Jenna rubbed her temple. Sifting through the memories took a mental toll. She leaned back against the seat and closed her eyes, shifting her thoughts to the break-in. Why couldn’t she remember going into the kitchen? Could she have seen the intruder’s face?
Max’s GPS broke the silence in the truck, telling him to turn onto the road that led to Eagle Ridge. When they came to a fork, it directed him to the left.
“Go right,” Jenna said, opening her eyes. “For some reason GPS always sends you the long way around here.”
He did as she directed and wound around the other side of the mountain. “Who lives on the other road?”
“There are a few rental cabins. Mark Lassiter lives almost to the top ... and Mae Richmond and her granddaughter, Dani. I figure Mark and Dani will be the next to announce a wedding.”
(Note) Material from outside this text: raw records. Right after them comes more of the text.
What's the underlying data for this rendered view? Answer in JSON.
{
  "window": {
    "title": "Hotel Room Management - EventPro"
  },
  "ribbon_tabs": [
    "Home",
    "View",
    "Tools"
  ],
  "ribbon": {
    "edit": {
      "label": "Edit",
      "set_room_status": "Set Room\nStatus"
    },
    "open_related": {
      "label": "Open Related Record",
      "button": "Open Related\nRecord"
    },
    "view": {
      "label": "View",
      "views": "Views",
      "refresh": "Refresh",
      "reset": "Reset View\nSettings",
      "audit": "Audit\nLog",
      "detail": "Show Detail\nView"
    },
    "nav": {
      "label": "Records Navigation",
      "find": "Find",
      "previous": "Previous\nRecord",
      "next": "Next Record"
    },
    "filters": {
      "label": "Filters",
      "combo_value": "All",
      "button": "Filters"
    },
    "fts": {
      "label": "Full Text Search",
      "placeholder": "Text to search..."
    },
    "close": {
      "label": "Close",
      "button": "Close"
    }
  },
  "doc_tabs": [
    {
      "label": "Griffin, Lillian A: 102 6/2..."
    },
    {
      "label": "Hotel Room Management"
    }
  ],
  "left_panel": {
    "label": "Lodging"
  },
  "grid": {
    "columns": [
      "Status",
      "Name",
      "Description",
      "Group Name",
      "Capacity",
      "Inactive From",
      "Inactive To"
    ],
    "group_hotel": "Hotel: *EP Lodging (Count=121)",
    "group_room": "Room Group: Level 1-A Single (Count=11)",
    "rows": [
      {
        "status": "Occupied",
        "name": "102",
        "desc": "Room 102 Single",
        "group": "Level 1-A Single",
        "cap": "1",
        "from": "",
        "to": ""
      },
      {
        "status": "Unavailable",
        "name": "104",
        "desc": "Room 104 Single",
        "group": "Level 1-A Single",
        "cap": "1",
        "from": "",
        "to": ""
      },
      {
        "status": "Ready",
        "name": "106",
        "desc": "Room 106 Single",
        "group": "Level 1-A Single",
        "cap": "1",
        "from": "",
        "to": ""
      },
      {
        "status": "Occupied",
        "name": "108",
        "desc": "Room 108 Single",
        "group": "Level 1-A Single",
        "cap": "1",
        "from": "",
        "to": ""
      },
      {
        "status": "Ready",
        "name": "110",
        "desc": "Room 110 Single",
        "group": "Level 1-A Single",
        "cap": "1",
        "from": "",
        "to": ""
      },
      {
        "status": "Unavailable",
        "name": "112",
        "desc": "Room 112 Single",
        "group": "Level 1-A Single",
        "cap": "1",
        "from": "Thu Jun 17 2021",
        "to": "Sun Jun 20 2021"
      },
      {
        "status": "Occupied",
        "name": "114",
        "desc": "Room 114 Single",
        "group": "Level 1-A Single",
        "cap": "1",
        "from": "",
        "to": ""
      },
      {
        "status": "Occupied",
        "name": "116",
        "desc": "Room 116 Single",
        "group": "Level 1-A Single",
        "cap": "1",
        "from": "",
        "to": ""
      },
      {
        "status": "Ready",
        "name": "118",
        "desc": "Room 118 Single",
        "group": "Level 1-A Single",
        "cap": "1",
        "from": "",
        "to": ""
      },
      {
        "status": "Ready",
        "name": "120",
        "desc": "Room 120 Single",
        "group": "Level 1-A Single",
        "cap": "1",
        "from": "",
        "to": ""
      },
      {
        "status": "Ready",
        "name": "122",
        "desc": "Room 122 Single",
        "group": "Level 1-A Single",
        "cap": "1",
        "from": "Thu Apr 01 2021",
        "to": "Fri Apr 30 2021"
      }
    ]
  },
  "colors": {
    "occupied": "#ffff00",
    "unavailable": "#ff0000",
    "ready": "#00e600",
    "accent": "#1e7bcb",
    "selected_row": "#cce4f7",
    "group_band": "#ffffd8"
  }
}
It wasn’t long before they came to the spot where Slater’s Hummer had plunged off the road.
“I don’t know which is worse,” Max said. “This being an accident or someone having it in for the man.”
Jenna had been thinking the same thing. “Murder times two is always worse.”
“You’re right. And now this Paul Nelson. If these are linked, what if the murderer isn’t done?”
That’s what Jenna was afraid of. “What could the two men have done for someone to hate them this much? It’s bad enough killing Slater, but why kill his wife as well?”
Max slowed as they came to Slater’s drive. “Maybe we’ll get the answer to that at his house.”